The qualm has been expressed by not only Ruksana but several others who talk about how the irregularity with the scholarship is momentously affecting them. Sani Prince Sarkar enrolled in the PhD programme in March 2023 at the Aligarh Muslim University (AMU) and was selected as a MANF fellow in the year 2022 but has not been receiving funding. "It is just the beginning of my research journey and I am already suffering from the lack of sufficient funds. I chose the MANF fellowship as it was meant for the upliftment of minority community students, but now the ministry has stated that several similar schemes are overlapping and has turned its focus away from this issue, despite announcements that none of the students already enrolled will be affected."

Sani demands that there should be a revision in the existing framework of the fellowship and it should not be discarded as many of the students' future is pegged on it. On the mismanagement of scholarships, the AIRSA president says that there are several other fellowships such as the Dr S Radhakrishnan Post-Doctoral Fellowship being delayed for more than a year, and the results are still awaited.

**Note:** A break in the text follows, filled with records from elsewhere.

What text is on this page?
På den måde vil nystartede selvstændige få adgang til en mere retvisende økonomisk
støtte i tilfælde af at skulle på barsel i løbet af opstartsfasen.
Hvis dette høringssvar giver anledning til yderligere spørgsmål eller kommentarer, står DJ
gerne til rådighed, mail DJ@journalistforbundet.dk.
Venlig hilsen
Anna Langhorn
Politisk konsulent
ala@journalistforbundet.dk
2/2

Another dilemma afflicts students
Kismode Doha, a PhD scholar from the Department of Geography of AMU, laments about how not receiving the fellowship has stunted his mental peace. He says, "I am the sole breadwinner of the family, earlier working in a private college then, I chose to join the MANF scheme with the hope that it will make me able enough to get a job at a government college." Kismode, who also was eligible for the Junior Research Fellowship (JRF), is now left without a scholarship and according to the rules, cannot choose to opt for JRF as he is already availing MANF.

Struggle continues
To amplify their concerns, the students have already approached AIRSA  and have voiced their issues through various platforms including social media, using the hashtag #HikeInMANFtoo on X (formerly Twitter). Furthermore, MANF fellows, through AIRSA, have sent letters from 27 universities to address their collective concerns. The students await a definitive response from the MoMA and are resolute in their demands of

1) Fair and equitable fellowship rates
2) Revision of the fellowship
3) Expedition of the release of the funds and a proper timely addressal of the issue

The MANF fellowship that was initiated by the MoMA, New Delhi has been of crucial support for minority students including Buddhists, Christians, Jains, Muslims, Parsis, and Sikhs, pursuing their MPhil and PhD.